Haeundae Paik Hospital, Busan, Korea, Republic of.
OBJECTIVE: Recently, many surgeons have attempted minimally invasive surgeries for epiphrenic esophageal diverticula. They reported that minimally invasive surgery for epiphrenic esophageal diverticula was a safe and feasible approach which had many advantages. There are various options of surgical approaches for minimally invasive surgery of epiphrenic diverticula. However, the best surgical approach remains uncertain. We report the case of a huge epiphrenic esophageal diverticulum, which was successfully treated by single-port video-assisted thoracoscopic surgery.

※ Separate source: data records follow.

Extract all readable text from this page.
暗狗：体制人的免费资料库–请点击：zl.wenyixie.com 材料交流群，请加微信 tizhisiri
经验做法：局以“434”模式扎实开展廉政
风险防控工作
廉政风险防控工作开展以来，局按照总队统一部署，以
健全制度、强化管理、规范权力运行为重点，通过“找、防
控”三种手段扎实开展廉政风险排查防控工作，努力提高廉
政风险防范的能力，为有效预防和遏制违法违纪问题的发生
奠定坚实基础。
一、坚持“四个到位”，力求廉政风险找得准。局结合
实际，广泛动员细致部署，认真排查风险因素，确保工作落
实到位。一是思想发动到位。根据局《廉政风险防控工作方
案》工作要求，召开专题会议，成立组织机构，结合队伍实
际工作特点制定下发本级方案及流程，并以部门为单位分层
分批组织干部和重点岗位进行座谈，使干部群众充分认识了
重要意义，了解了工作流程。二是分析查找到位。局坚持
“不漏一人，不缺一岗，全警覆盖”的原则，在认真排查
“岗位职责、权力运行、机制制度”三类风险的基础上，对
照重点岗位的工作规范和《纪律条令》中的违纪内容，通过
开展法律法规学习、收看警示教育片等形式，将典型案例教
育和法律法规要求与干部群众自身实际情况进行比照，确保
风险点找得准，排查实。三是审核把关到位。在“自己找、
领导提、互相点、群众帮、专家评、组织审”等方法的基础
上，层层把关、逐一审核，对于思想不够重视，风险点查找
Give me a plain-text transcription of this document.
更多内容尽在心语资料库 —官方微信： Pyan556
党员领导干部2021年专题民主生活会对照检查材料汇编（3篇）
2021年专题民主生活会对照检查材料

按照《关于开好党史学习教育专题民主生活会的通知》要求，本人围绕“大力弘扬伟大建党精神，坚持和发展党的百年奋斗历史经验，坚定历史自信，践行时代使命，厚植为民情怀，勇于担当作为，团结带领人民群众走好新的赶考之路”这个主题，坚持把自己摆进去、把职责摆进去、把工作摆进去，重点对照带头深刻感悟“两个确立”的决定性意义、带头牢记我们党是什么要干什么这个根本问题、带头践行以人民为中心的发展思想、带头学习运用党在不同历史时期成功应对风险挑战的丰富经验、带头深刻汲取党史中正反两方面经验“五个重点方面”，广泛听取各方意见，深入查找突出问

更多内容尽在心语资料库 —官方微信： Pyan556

METHODS: The patient who was diagnosed with a huge ephiphrenic diverticulum(6.7x5.1cm) underwent video-assisted thoracosopic surgery through about 4cm sized single incision. The incision was made in the left 6th intercostal space on the mid-axillary line. An X-small-sized wound retractor was applied for securing the intercostal space and 5mm-30° thoracoscope was used. The diverticulum was dissected away from the pleura and adherent muscle fiber avoiding mucosal perforation into the lumen with 5mm-endoscopic grasper, spatula-shaped electrocautery, and 5mm-endoscopic ultrasonic scalpel. The entire diverticular neck was exposed and divided with an endoscopic linear stapler. The overlying muscle layers were reapproximated over the stapler line by interrupted suture with 3-0 black silk. A myotomy was performed on the contralateral side of the stapler line from the upper level of the diverticulum to the upper level of the lower esophageal sphincter. The myotomy was not extended onto the LES. The incised mediastinal pleura was closed by interrupted suture.
RESULTS: The operation time was 155 minutes. The patient was maintained fasting for 6 days after the surgery. On the 6th day after the surgery, an esophagogram with gastrografin was performed, which revealed that there was no stapler line leak and stenosis. The patient resumed an oral diet 7 days after the surgery. The patient was discharged on postoperative day 8 without symptoms of dysphagia and regurgitation. The patient was followed up without recurrent disease for six months.
CONCLUSIONS: Single-port VATS could be a useful option among various surgical approaches for epiphrenic esophageal diverticula in well selected patients.